Specifically, my data looks as follows:




ID
Exposure
Occurrence
Area




1
0
7
50


1
1
5
55


2
0
6
70


2
1
8
74


3
0
4
45


3
1
9
62




I need the outcome to be based on a relative rate per square feet (area), so I want to use an offset.
While I would think this wouldn't be too difficult, I am hitting a wall on my Google search as pair-matched data is so frequently done with a binary outcome.
Do you know a good package or a way to be able to do this?
 A: You should be able to do this with a mixed model with a count response (e.g.
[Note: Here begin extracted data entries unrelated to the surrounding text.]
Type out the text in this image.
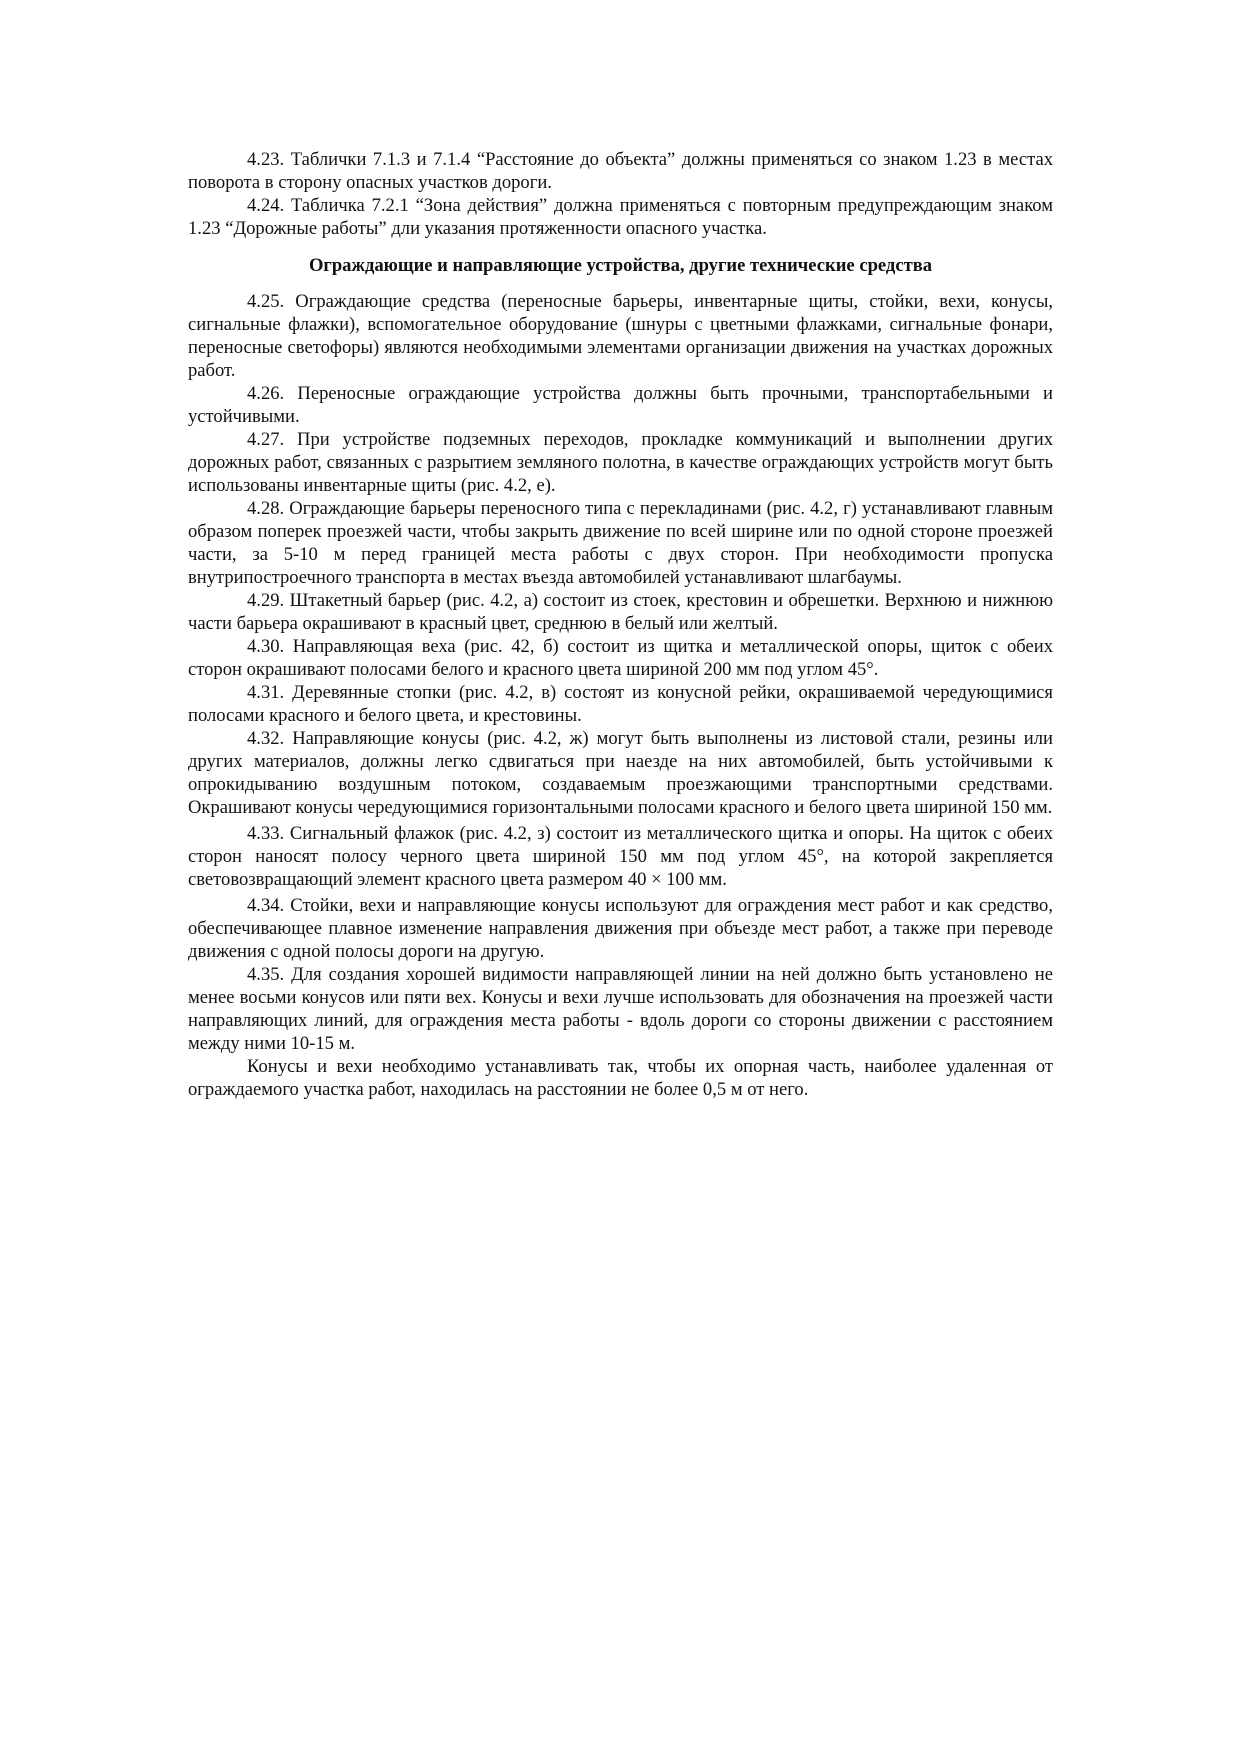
4.23. Таблички 7.1.3 и 7.1.4 “Расстояние до объекта” должны применяться со знаком 1.23 в местах поворота в сторону опасных участков дороги.

4.24. Табличка 7.2.1 “Зона действия” должна применяться с повторным предупреждающим знаком 1.23 “Дорожные работы” дли указания протяженности опасного участка.

Ограждающие и направляющие устройства, другие технические средства

4.25. Ограждающие средства (переносные барьеры, инвентарные щиты, стойки, вехи, конусы, сигнальные флажки), вспомогательное оборудование (шнуры с цветными флажками, сигнальные фонари, переносные светофоры) являются необходимыми элементами организации движения на участках дорожных работ.

4.26. Переносные ограждающие устройства должны быть прочными, транспортабельными и устойчивыми.

4.27. При устройстве подземных переходов, прокладке коммуникаций и выполнении других дорожных работ, связанных с разрытием земляного полотна, в качестве ограждающих устройств могут быть использованы инвентарные щиты (рис. 4.2, е).

4.28. Ограждающие барьеры переносного типа с перекладинами (рис. 4.2, г) устанавливают главным образом поперек проезжей части, чтобы закрыть движение по всей ширине или по одной стороне проезжей части, за 5-10 м перед границей места работы с двух сторон. При необходимости пропуска внутрипостроечного транспорта в местах въезда автомобилей устанавливают шлагбаумы.

4.29. Штакетный барьер (рис. 4.2, а) состоит из стоек, крестовин и обрешетки. Верхнюю и нижнюю части барьера окрашивают в красный цвет, среднюю в белый или желтый.

4.30. Направляющая веха (рис. 42, б) состоит из щитка и металлической опоры, щиток с обеих сторон окрашивают полосами белого и красного цвета шириной 200 мм под углом 45°.

4.31. Деревянные стопки (рис. 4.2, в) состоят из конусной рейки, окрашиваемой чередующимися полосами красного и белого цвета, и крестовины.

4.32. Направляющие конусы (рис. 4.2, ж) могут быть выполнены из листовой стали, резины или других материалов, должны легко сдвигаться при наезде на них автомобилей, быть устойчивыми к опрокидыванию воздушным потоком, создаваемым проезжающими транспортными средствами. Окрашивают конусы чередующимися горизонтальными полосами красного и белого цвета шириной 150 мм.

4.33. Сигнальный флажок (рис. 4.2, з) состоит из металлического щитка и опоры. На щиток с обеих сторон наносят полосу черного цвета шириной 150 мм под углом 45°, на которой закрепляется световозвращающий элемент красного цвета размером 40 × 100 мм.

4.34. Стойки, вехи и направляющие конусы используют для ограждения мест работ и как средство, обеспечивающее плавное изменение направления движения при объезде мест работ, а также при переводе движения с одной полосы дороги на другую.

4.35. Для создания хорошей видимости направляющей линии на ней должно быть установлено не менее восьми конусов или пяти вех. Конусы и вехи лучше использовать для обозначения на проезжей части направляющих линий, для ограждения места работы - вдоль дороги со стороны движении с расстоянием между ними 10-15 м.

Конусы и вехи необходимо устанавливать так, чтобы их опорная часть, наиболее удаленная от ограждаемого участка работ, находилась на расстоянии не более 0,5 м от него.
Poisson or negative binomial): you want the "standard" count-GLM-with-offset model with random variation in the intercept across IDs:
$$
\begin{split}
\eta_{ij} &  = \beta_0 + b_i + \beta_1 E_{ij} + \log(A_{ij}) \\
b_i & \sim N(0, \sigma^2_b) \\
O_{ij} & \sim \textrm{Poisson}(\exp(\eta_{ij}))
\end{split}
$$
where $i$ indexes IDs and $j = \{1,2\}$ indexes observations within IDs.  $\beta_0$ denotes the overall (population-level) intercept; $b_i$ denotes the random effects, i.e. the deviation of the intercept from the population-level value for each group. (Most mixed-model software will let you estimate the conditional modes of the $b_i$ distributions, equivalent to BLUPs (best linear unbiased predictors) in the linear mixed model case.) $A_{ij}$ is the area for the $i,j$th observation (i.e. observation $j$ within group $i$), $O_{ij}$ is the occurrence (count response).
If you specified that the model be fitted by restricted maximum likelihood (which is possible for GLMMs in glmmTMB and possibly some other packages), this specification is exactly analogous to a paired t-test, but with Poisson rather than Gaussian responses. If you use maximum likelihood or Bayesian methods (which are more common), it's still pretty close to a "paired Poisson t-test" equivalent.
Since you asked how to do this in R: in lme4 (for example) it would be
glmer(observation ~ exposure + offset(log(area)) + (1|ID),
      family = poisson,
      data = ...)

Similar models can be fitted lots of different packages/functions, some with very similar interfaces (lme4::glmer, glmmTMB::glmmTMB), some with different interfaces (GLMMadaptive), some Bayesian (MCMCglmm, rstanarm, brms), etc.